Chiusura Borsa Milano: i colori dell’Ftse Mib

Il nuovo passo in avanti di Piazza Affari è stato il risultato della buona intonazione di alcuni specifici titoli. A mettersi in evidenza, in particolare, sono state Azimut, Banco Popolare e Saipem ossia un titolo del comparto del risparmio gestito, un bancario e un industriale. Azimut ha guadagnato il 4,62% grazie all’onda lunga generata dai dati record sulla raccolta nel 2013. +3,28% per Banco Popolare che è stato oggetto, assieme a tutti i bancari italiani, di un report targato Intermonte (Intesa Sanpaolo, Unicredit e Mediobanca faranno meglio del mercato).

Saipem, per finire, ha fatto registrare un balzo del 4,87% (su Saipem si legga il nostro approfondimento: Saipem in rally.
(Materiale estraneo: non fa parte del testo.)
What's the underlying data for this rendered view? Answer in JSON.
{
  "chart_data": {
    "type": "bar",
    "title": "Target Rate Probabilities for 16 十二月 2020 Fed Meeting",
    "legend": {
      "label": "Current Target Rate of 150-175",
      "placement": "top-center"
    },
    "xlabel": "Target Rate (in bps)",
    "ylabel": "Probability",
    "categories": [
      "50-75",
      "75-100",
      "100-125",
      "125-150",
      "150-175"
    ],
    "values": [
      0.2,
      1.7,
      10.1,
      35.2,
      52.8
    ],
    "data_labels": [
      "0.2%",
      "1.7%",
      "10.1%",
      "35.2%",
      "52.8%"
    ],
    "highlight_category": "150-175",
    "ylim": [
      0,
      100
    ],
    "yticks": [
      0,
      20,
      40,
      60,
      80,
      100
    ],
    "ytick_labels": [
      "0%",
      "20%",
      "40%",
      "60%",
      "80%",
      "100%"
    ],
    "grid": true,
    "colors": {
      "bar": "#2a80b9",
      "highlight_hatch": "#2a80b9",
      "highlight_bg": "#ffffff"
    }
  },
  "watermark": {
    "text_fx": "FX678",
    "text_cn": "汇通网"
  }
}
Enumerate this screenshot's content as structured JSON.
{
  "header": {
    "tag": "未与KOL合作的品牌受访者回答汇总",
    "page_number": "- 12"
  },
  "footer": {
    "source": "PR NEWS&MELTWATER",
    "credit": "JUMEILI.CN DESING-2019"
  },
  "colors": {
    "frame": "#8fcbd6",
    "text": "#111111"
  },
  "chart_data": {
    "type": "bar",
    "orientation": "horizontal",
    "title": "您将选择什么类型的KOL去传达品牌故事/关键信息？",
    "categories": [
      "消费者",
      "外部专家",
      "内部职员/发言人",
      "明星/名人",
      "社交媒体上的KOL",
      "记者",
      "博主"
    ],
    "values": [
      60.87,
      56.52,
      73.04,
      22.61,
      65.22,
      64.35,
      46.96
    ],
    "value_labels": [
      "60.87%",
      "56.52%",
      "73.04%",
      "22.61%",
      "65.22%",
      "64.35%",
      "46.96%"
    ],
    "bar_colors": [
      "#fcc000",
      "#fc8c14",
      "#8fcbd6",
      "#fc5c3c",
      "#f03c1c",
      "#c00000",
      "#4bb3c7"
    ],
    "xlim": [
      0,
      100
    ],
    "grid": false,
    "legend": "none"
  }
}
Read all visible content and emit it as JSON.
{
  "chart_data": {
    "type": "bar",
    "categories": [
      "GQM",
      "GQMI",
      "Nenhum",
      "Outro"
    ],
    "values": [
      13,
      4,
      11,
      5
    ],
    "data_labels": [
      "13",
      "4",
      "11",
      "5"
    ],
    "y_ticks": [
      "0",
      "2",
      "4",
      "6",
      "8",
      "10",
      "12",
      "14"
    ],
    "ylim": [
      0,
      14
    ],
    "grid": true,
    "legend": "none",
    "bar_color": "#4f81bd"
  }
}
I motivi del forte rialzo a Piazza Affari). In verde si sono colorati anche  Banca Popolare di Milano (+2,73%), Intesa Sanpaolo (+1,10%), Mediobanca (+1,25%) e Unicredit (+1,87%). Fuori dal comparto bancario c’è stata gloria anche per Enel che ha messo in cassaforte l’1,04% in scia al report di Exane (Enel: ecco perchè per Exane è “ora di schiacciare l’interruttore”). Segno positivo anche per Fiat che si è presentata al traguardo delle 17,30 con un salto dell’1,19% (Nuova società Fiat Chrysler: nome, sede e quotazione. Ecco le prime indicazioni).